US 12,327,331 B2
	System and method for augmenting vision transformers
Akash Umakantha, Warren, MI (US); S. Alireza Golestaneh, Pittsburgh, PA (US); Joao Semedo, Pittsburgh, PA (US); and Wan-Yi Lin, Wexford, PA (US)
Assigned to Robert Bosch GmbH, Stuttgart (DE)
Filed by Robert Bosch GmbH, Stuttgart (DE)
Filed on Dec. 2, 2021, as Appl. No. 17/540,326.
Prior Publication US 2023/0177662 A1, Jun. 8, 2023
Int. Cl. G06N 3/08 (2023.01); G06N 20/20 (2019.01); G06T 5/50 (2006.01); G06T 11/00 (2006.01); G06V 10/774 (2022.01); G06V 10/776 (2022.01)

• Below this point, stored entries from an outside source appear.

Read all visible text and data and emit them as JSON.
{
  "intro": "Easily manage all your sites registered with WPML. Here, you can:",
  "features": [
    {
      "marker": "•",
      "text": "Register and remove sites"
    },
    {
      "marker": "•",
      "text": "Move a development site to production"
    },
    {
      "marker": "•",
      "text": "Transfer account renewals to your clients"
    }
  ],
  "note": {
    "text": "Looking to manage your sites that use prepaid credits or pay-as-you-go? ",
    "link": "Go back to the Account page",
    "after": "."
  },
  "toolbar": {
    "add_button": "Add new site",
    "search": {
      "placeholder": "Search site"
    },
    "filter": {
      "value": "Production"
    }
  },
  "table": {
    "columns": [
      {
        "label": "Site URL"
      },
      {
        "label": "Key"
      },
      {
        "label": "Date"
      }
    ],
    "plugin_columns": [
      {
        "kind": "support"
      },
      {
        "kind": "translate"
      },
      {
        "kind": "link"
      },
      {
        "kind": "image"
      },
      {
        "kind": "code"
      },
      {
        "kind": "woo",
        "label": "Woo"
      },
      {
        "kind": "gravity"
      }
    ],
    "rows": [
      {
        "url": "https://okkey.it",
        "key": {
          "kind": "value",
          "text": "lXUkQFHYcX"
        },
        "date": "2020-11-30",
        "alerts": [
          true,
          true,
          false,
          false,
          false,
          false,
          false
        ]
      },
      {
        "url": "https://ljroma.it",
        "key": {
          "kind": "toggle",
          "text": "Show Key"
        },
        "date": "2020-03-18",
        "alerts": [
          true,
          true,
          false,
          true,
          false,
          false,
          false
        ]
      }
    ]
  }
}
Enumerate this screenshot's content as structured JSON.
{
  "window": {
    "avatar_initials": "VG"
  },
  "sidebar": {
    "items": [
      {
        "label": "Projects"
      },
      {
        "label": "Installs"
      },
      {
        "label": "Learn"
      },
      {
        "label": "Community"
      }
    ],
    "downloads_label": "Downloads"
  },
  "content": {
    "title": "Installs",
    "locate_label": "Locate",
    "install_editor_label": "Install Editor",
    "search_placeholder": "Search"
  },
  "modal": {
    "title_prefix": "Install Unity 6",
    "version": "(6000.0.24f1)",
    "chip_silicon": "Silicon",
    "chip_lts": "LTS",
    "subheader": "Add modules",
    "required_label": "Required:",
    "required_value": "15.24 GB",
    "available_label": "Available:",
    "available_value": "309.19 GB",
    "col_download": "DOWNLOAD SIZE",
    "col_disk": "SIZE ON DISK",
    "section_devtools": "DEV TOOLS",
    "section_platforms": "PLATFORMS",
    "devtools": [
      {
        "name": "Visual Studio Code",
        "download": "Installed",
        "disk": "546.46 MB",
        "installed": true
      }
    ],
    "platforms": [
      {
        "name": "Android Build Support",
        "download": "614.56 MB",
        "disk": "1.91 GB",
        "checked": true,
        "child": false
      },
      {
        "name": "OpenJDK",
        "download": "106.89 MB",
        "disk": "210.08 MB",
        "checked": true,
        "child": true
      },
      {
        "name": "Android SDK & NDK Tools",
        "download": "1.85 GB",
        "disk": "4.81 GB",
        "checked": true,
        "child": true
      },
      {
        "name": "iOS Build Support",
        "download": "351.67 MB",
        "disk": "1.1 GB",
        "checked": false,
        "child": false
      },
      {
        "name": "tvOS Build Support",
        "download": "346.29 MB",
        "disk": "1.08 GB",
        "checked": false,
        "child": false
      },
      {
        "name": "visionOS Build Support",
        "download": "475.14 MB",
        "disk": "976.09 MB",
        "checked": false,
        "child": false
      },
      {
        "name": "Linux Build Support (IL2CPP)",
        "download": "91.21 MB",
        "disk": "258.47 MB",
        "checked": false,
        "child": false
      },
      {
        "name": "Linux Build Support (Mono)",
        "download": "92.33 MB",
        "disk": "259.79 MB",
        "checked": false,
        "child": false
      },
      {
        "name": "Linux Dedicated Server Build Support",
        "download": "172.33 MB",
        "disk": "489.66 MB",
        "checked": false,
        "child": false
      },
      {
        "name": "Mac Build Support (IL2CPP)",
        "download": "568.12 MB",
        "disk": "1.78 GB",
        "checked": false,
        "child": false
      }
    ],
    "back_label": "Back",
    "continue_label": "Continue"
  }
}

CPC G06T 5/50 (2013.01) [G06N 20/20 (2019.01); G06V 10/774 (2022.01); G06V 10/776 (2022.01); G06T 2207/20081 (2013.01); G06T 2207/20084 (2013.01); G06T 2207/20132 (2013.01); G06T 2207/20212 (2013.01)]

20 Claims

1. A computer-implemented method for training a machine learning system that includes a vision transformer, the computer-implemented method comprising:

obtaining a content image;

obtaining a first style image;

obtaining a second style image;

performing a first style transfer to transfer a first style from the first style image to the content image to generate a first stylized latent representation;

performing a second style transfer to transfer a second style from the second style image to the content image to generate a second stylized latent representation;

generating a first augmented image based on the first stylized latent representation;

generating a second augmented image based on the second stylized latent representation;

generating, via vision transformer, a predicted label for each of the content image, the first augmented image, and the second augmented image;

computing a loss output for the vision transformer, the loss output including a consistency loss based at least on the predicted label of each of the content image, the first augmented image, and the second augmented image to train the vision transformer to become invariant to augmentations of the first augmented image and the second augmented image; and

updating at least one parameter of the vision transformer based on the loss output.